Hallucinations are hard to eliminate completely, but several techniques can substantially reduce their frequency and impact.

  • RAG (retrieval-augmented generation) and grounding — Tying answers to documents retrieved from an external knowledge base constrains the model to cite and summarize known evidence, and it provides source traceability as well. That said, RAG is not a cure-all: hallucinations still occur if retrieval goes wrong or the model ignores the retrieved results.
  • Data cleaning and model editing — Filtering misinformation out of the training data and directly correcting wrong facts.
  • Improved decoding — Applying decoding strategies that increase factuality and faithfulness.
  • Prompting for uncertainty and reforming evaluation — Rather than building new hallucination benchmarks, the OpenAI researchers propose redesigning the incentives in existing benchmark scoring, for example by introducing explicit confidence thresholds such as "penalize wrong answers, award zero for I don't know," so that saying "I don't know" becomes a reasonable choice.

Real-World Cases and Evidence

Hallucinations have moved beyond an academic concept and led to real-world harm.

  • Mata v. Avianca (2023) — In the U.S. District Court for the Southern District of New York, lawyers submitted a brief citing fake case law that ChatGPT had invented. The hallucinated cases came complete with judge names, docket numbers, and quotations, and a web of fictitious precedent formed in which fake cases cited other fake cases. Judge Castel imposed a $5,000 sanction for violating Rule 11 of the Federal Rules of Civil Procedure.
  • Google AI Overviews (2024) — Launched in the U.S. in May 2024, Google AI Overviews made headlines for answers such as "put glue on your pizza" and "eat one rock a day" (mistakenly drawn from a piece by the satirical outlet The Onion).
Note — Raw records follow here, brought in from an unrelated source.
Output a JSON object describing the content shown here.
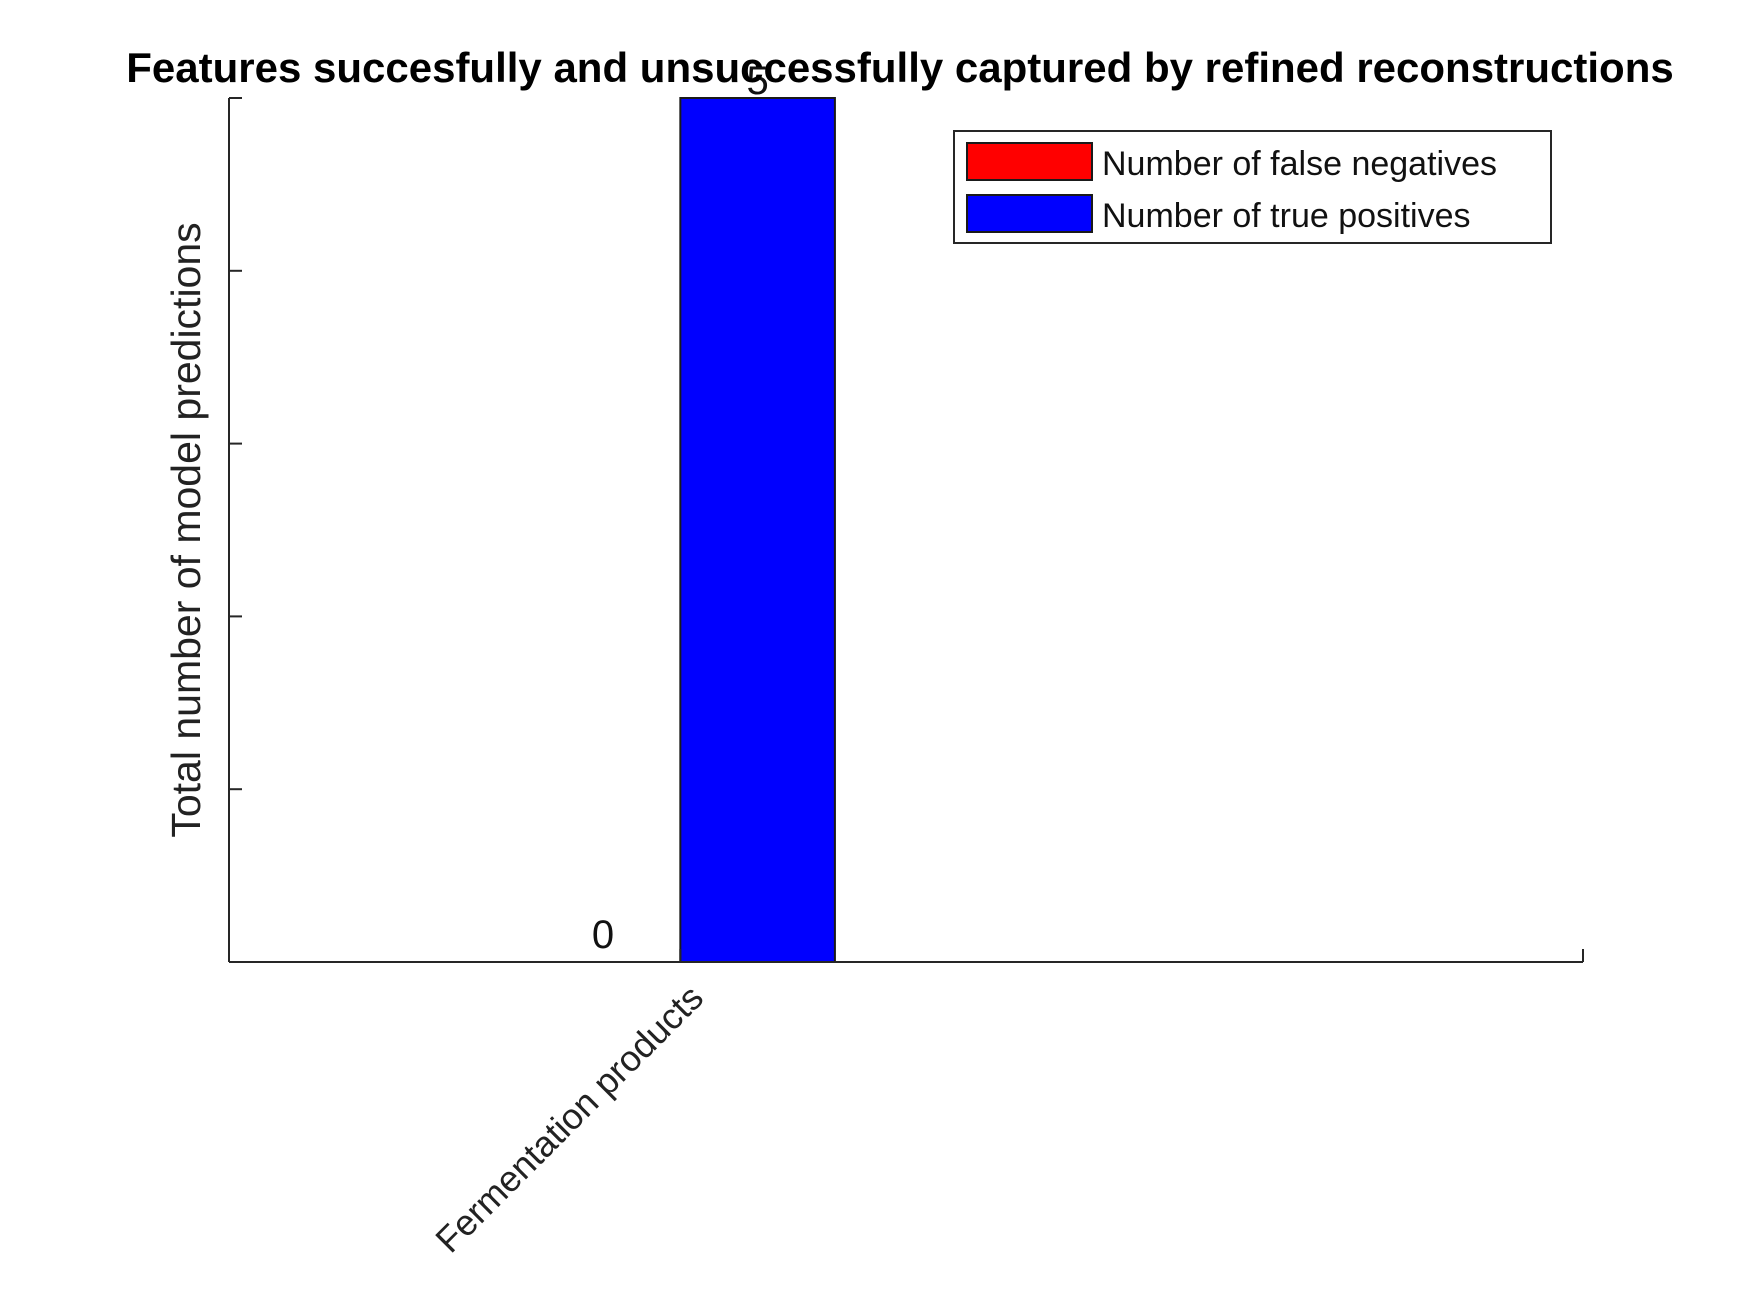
{
  "chart_data": {
    "type": "bar",
    "title": "Features succesfully and unsuccessfully captured by refined reconstructions",
    "xlabel": "",
    "ylabel": "Total number of model predictions",
    "categories": [
      "Fermentation products"
    ],
    "series": [
      {
        "name": "Number of false negatives",
        "values": [
          0
        ],
        "color": "#ff0000",
        "data_labels": [
          "0"
        ]
      },
      {
        "name": "Number of true positives",
        "values": [
          5
        ],
        "color": "#0000ff",
        "data_labels": [
          "5"
        ]
      }
    ],
    "ylim": [
      0,
      5
    ],
    "yticks": [
      0,
      1,
      2,
      3,
      4,
      5
    ],
    "ytick_labels_shown": false,
    "xlim": [
      0,
      3
    ],
    "xticks": [
      1,
      3
    ],
    "grid": false,
    "legend_position": "top-right"
  }
}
CEO Sundar Pichai described hallucination as "an unsolved problem and, in some ways, an inherent feature."
  • Fabricated dates and identities — In the OpenAI study (arXiv:2509.04664), the DeepSeek-V3 model, when asked for one author's birthday, returned three different wrong dates despite an instruction to "answer only when certain," and several models each invented different titles, years, and universities for the same person's doctoral dissertation.
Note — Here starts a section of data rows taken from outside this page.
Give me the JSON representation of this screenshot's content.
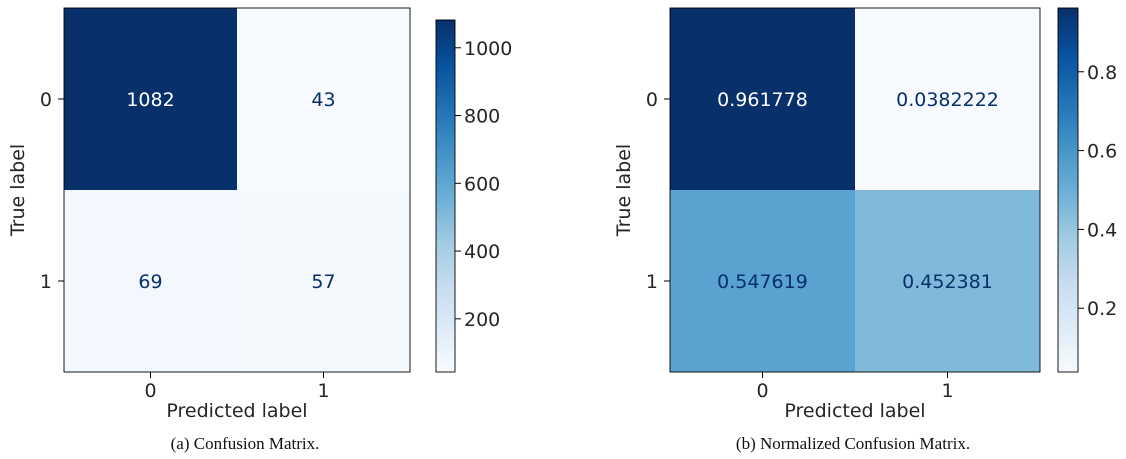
{
  "chart_data": [
    {
      "type": "heatmap",
      "title": "",
      "xlabel": "Predicted label",
      "ylabel": "True label",
      "x_categories": [
        "0",
        "1"
      ],
      "y_categories": [
        "0",
        "1"
      ],
      "cell_text": [
        [
          "1082",
          "43"
        ],
        [
          "69",
          "57"
        ]
      ],
      "values": [
        [
          1082,
          43
        ],
        [
          69,
          57
        ]
      ],
      "vmin": 43,
      "vmax": 1082,
      "colormap": "Blues",
      "colorbar_ticks": [
        200,
        400,
        600,
        800,
        1000
      ],
      "caption": "(a) Confusion Matrix."
    },
    {
      "type": "heatmap",
      "title": "",
      "xlabel": "Predicted label",
      "ylabel": "True label",
      "x_categories": [
        "0",
        "1"
      ],
      "y_categories": [
        "0",
        "1"
      ],
      "cell_text": [
        [
          "0.961778",
          "0.0382222"
        ],
        [
          "0.547619",
          "0.452381"
        ]
      ],
      "values": [
        [
          0.961778,
          0.0382222
        ],
        [
          0.547619,
          0.452381
        ]
      ],
      "vmin": 0.0382222,
      "vmax": 0.961778,
      "colormap": "Blues",
      "colorbar_ticks": [
        0.2,
        0.4,
        0.6,
        0.8
      ],
      "colorbar_tick_labels": [
        "0.2",
        "0.4",
        "0.6",
        "0.8"
      ],
      "caption": "(b) Normalized Confusion Matrix."
    }
  ]
}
Implications from an SEO and GEO Perspective

In a generative search (GEO) environment, hallucinations operate in two directions. First, AI may describe your brand incorrectly. When evidence is insufficient, an AI search engine may distort your products, pricing, or facts in its answer, which translates directly into eroded brand trust. Second, generative search tools such as AI Overviews, ChatGPT, and Perplexity tend to prefer citing trustworthy, clearly defined sources when constructing answers, so the very way models work to reduce hallucinations becomes an opportunity for content strategy.

In practice, the following are recommended.

  • State core facts (company name, year founded, product specifications, pricing) on the page explicitly and consistently to reduce the room for AI to guess.
  • Strengthen the verifiability of your content with structured data (schema markup) and clear definitions, statistics, and citations. This is the kind of material AI is well suited to use as evidence.
  • Provide direct-answer paragraphs for questions so the model does not fill gaps with content of its own invention.
  • Regularly check how your brand is described in AI answers, and maintain trustworthy sources (official pages and documentation) that can correct any misinformation.